The complex relationships between climate and the way in which humans shape and harness the land’s resources, and between natural vegetation and climate, are the subject of two major research projects recently launched by a team led by associate professor of civil and environmental engineering Guiling Wang.
UConn will receive more than $900,000 in combined funding for the two projects.
Wang, the director of UConn’s Environmental Engineering Program, is the principal investigator on the two three-year projects, both involving climate modeling in West Africa.
The team also includes co-principal investigator Chuanrong Zhang, assistant professor of geography in the College of Liberal Arts and Sciences, Jeremy Pal, associate professor of civil engineering and environmental science at Loyola Marymount University, and Liangzhi You, senior scientist at the International Food Policy Research Institute (IFPRI). Wang and Zhang are both affiliated with UConn’s Center for Environmental Sciences & Engineering.
The first study, a pilot project supported by the National Science Foundation (NSF) through a joint NSF, U.S. Department of Energy, and U.S. Department of Agriculture program, aims to tease out how climate influences the way in which people use the land, and how that activity may in turn further influence climate. The second, also funded by NSF, tackles the relationship between natural vegetation and regional climate. Wang says the two projects, which focus on two different aspects of the “living system”—managed and natural ecosystems, complement each other.
North and West Africa have experienced devastating drought since the 1960s. Water scarcity and the resulting limitation on crop production make the region particularly vulnerable to future droughts, which result from both temperature increases and changes in precipitation. With much of the population of West Africa reliant on subsistence farming, lives are increasingly imperiled, even as unsustainable land use practices contribute to the drought.
Wang, whose doctoral thesis examined the role of vegetation dynamics on climate in West Africa, notes that current models of future climate prediction give insufficient consideration to either the role of human activities such as land use, or natural vegetation dynamics.
Land Use-Climate Interactions
Since at least the great Dust Bowl of the 1930s, climatologists have recognized the link between land use and climate, but the extent to which this link matters has not been fully established or quantified. When humans clear-cut forests for farming or ranching, this not only releases carbon that had been “fixed” within the live plants, it increases erosion and alters the regional climate by modifying the regional energy and water cycles. These, in turn, affect plant/crop growth, which further influences land use patterns.
Wang and her colleagues believe that climate models must consider both land use by humans as an important driver for climate change, and climate adaptation through changes in land use in response to climate changes. They will link five models—a regional climate model, a dynamic vegetation model, a crop growth model, an agricultural economics model, and a land use allocation model—to forge a framework that can develop and test predictive climate and land-use models to the year 2050.
Wang says results from the project “will provide scientific foundations for food policy and targeted investment in climate change adaptation.”

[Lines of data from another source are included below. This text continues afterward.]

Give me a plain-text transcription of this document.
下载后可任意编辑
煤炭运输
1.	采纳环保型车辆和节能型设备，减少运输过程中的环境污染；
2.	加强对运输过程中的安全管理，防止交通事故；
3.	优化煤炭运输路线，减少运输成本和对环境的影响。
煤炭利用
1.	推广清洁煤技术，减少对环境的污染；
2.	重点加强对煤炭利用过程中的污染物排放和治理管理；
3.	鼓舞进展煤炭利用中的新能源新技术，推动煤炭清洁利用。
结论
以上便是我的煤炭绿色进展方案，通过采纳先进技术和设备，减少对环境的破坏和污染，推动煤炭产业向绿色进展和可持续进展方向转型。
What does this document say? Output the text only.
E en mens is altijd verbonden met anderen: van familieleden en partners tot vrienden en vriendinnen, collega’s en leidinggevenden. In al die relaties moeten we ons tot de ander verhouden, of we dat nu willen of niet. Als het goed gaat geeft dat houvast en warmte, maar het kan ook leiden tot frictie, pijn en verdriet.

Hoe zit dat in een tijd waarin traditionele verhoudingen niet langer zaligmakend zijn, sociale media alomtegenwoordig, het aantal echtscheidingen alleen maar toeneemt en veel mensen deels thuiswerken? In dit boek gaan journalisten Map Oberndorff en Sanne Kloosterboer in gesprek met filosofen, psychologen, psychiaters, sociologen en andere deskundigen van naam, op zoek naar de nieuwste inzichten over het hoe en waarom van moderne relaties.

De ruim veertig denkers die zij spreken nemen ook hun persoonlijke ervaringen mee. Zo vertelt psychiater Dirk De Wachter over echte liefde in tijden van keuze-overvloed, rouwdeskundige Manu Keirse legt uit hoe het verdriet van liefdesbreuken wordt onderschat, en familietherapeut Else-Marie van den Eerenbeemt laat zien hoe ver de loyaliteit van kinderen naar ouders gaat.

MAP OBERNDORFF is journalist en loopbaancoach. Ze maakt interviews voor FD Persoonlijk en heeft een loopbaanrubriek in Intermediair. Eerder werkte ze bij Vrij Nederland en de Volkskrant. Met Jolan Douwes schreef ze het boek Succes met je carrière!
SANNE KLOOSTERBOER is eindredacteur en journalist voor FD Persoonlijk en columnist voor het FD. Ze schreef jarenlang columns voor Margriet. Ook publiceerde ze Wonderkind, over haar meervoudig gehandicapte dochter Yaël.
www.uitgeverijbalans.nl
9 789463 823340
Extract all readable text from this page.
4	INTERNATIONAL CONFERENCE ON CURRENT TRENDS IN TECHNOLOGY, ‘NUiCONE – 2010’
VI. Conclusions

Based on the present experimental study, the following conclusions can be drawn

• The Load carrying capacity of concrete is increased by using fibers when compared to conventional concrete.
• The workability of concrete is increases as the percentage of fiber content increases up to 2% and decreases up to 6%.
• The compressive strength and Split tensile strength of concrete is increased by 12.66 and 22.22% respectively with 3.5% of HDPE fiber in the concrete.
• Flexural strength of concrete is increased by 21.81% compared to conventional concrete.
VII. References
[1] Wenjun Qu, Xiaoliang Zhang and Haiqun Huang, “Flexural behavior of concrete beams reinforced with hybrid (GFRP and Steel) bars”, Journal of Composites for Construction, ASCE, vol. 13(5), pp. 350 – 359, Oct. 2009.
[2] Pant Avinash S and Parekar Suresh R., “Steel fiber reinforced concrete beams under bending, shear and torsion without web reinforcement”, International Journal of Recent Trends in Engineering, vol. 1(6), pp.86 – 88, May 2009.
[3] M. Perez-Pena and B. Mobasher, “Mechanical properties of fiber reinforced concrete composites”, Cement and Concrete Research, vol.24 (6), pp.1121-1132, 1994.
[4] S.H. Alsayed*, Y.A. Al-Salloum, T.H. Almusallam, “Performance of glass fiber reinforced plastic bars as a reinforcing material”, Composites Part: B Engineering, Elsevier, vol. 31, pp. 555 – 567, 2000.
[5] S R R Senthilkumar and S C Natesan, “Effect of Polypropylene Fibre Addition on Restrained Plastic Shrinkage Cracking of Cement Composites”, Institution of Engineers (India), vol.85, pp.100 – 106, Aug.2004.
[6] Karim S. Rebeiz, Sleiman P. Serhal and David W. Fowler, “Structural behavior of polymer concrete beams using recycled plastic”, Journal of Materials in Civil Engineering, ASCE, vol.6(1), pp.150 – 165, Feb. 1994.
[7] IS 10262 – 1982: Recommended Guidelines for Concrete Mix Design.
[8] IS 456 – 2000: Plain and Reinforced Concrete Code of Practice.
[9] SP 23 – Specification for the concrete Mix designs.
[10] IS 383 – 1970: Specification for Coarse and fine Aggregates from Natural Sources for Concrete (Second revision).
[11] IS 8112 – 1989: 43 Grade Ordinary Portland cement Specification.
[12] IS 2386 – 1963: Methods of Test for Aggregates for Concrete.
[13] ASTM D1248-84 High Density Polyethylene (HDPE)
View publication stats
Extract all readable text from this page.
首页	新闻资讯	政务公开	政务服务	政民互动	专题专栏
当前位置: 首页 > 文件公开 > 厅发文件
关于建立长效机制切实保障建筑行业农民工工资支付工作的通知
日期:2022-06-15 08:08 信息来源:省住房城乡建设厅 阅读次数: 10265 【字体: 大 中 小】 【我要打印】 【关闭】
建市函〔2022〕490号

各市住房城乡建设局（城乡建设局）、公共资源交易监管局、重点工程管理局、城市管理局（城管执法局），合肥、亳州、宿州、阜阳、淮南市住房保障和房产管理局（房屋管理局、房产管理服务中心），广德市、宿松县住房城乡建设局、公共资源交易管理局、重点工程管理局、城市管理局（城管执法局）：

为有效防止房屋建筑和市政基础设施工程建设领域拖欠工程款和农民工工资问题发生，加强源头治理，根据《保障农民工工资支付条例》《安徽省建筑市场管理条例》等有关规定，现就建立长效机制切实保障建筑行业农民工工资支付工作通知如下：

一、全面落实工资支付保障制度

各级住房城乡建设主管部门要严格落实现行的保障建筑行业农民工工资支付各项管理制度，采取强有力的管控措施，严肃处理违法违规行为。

One facet of the project involves on-the-ground data collection and outreach to local farmers. IFPRI—which has offices in locations around Africa—brings to the project unique access to local policy analysts and data on farming practices and trends. The project will also provide much needed information for the IFPRI’s HarvestChoice program, which is funded by the Bill and Melinda Gates Foundation.
The second project will explore the relationship between natural vegetation and the regional climate in West Africa and will contribute to better regional climate predictions.
Through its impact on evapo-transpiration, surface reflectivity, and roughness, vegetation influences precipitation. Certain regions across the globe are more susceptible to this interaction, including North and West Africa. Read a related story here.
Wang and her colleagues will use several models for this project, including a National Center for Atmospheric Research model that can predict vegetation dynamics and the International Center of Theoretical Physics Regional Climate Model.
Among the questions they hope to answer are: How does dynamic vegetation feedback influence the predicted future trend of precipitation, and how will future climate changes modify the competition between different vegetation types?
Wang predicts that although some aspects of the results will be region-dependent, the scientific questions to be addressed and the process-based understanding derived from this project will be applicable to other regions and other models. Collaborating with IFPRI also provides a mechanism for the project to influence food policy and long-term agricultural research and development investment.